Simply put we cannot live without human interaction, and we need to produce real outputs to generate a stable income and have an impact. Most Covid tech success stories, such as Peloton (remote fitness), Netflix (digital streaming), Coinbase (investment platform), DocuSign (contract signing platform), Robinhood (zero cost stocks trading) are down between 400-1200 %. People across the world were able to generate significant incomes by joining videogames and investment platforms as most people were forced to be connected to the net. This is no longer the case as most people are returning to their older people based and less digital lifestyle.

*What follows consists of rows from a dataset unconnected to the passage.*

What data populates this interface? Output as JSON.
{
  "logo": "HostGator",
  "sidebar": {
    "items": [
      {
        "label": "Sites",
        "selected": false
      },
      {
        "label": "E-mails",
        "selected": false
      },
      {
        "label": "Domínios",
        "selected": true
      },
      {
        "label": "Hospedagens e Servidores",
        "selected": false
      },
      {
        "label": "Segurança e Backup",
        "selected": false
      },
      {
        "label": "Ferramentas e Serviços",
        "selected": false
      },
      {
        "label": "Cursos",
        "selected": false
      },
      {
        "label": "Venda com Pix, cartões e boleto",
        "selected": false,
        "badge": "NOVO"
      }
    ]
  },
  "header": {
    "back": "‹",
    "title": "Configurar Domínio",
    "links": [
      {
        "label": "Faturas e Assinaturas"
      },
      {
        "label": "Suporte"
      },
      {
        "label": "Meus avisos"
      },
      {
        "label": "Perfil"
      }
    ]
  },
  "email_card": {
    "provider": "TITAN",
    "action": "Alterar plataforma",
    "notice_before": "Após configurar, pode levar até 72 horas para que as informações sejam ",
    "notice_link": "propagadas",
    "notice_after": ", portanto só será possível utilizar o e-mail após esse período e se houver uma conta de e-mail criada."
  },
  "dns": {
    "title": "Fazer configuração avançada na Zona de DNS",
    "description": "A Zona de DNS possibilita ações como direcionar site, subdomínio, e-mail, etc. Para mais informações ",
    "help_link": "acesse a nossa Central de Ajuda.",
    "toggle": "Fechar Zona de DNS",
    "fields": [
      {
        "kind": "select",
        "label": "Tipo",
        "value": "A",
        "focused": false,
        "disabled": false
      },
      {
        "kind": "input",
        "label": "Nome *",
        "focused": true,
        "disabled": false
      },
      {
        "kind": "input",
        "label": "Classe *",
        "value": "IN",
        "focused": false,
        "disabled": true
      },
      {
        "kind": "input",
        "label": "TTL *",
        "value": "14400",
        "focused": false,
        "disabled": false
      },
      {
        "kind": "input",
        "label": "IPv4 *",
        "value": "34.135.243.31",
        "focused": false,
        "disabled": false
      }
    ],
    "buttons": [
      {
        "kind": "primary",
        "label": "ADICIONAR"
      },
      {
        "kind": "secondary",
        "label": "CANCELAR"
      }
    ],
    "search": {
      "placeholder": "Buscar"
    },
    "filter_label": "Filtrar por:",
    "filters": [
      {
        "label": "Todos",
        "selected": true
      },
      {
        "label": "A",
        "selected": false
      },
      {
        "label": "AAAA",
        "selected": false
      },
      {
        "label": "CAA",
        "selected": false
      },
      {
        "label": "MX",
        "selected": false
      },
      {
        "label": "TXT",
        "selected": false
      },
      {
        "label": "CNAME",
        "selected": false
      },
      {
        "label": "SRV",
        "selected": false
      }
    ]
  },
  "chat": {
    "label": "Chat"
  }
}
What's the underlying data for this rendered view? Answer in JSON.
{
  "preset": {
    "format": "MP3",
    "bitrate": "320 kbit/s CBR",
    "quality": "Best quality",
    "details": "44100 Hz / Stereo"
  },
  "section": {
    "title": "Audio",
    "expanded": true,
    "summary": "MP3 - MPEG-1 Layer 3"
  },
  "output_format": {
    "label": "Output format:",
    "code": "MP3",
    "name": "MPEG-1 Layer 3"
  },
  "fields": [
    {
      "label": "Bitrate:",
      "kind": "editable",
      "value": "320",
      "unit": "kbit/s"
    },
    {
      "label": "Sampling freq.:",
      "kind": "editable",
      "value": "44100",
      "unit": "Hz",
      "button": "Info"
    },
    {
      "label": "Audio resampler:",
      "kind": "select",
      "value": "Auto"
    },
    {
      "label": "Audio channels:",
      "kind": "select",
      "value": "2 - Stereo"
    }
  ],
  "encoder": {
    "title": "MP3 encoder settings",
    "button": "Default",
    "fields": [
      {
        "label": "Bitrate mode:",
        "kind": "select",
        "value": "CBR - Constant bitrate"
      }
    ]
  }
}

What to expect going forward?
In a post-Covid-19 world, many companies will likely continue operating remotely to reduce real estate costs and boost productivity. After all, why would a company require employees to commute for hours when they could use that time more efficiently? The remote work trend began well before the pandemic, but Covid-19 has accelerated it multifold. The work-from-home model opens expansive opportunities for economic growth, global talent recruitment, job creation and, eventually, improved human prosperity and well-being. However, the inherent risk of this model is that those who are not able to access the internet (today, approximately 4 billion out of the 8 billion world’s population) will be even more disenfranchised than before, and the issue of universal internet access will become even more important than it is now.
For individuals, this is time to take stock of what role digitization can play in their future, without miscalculating the risk of being over-reliant on tech for our living and income generation.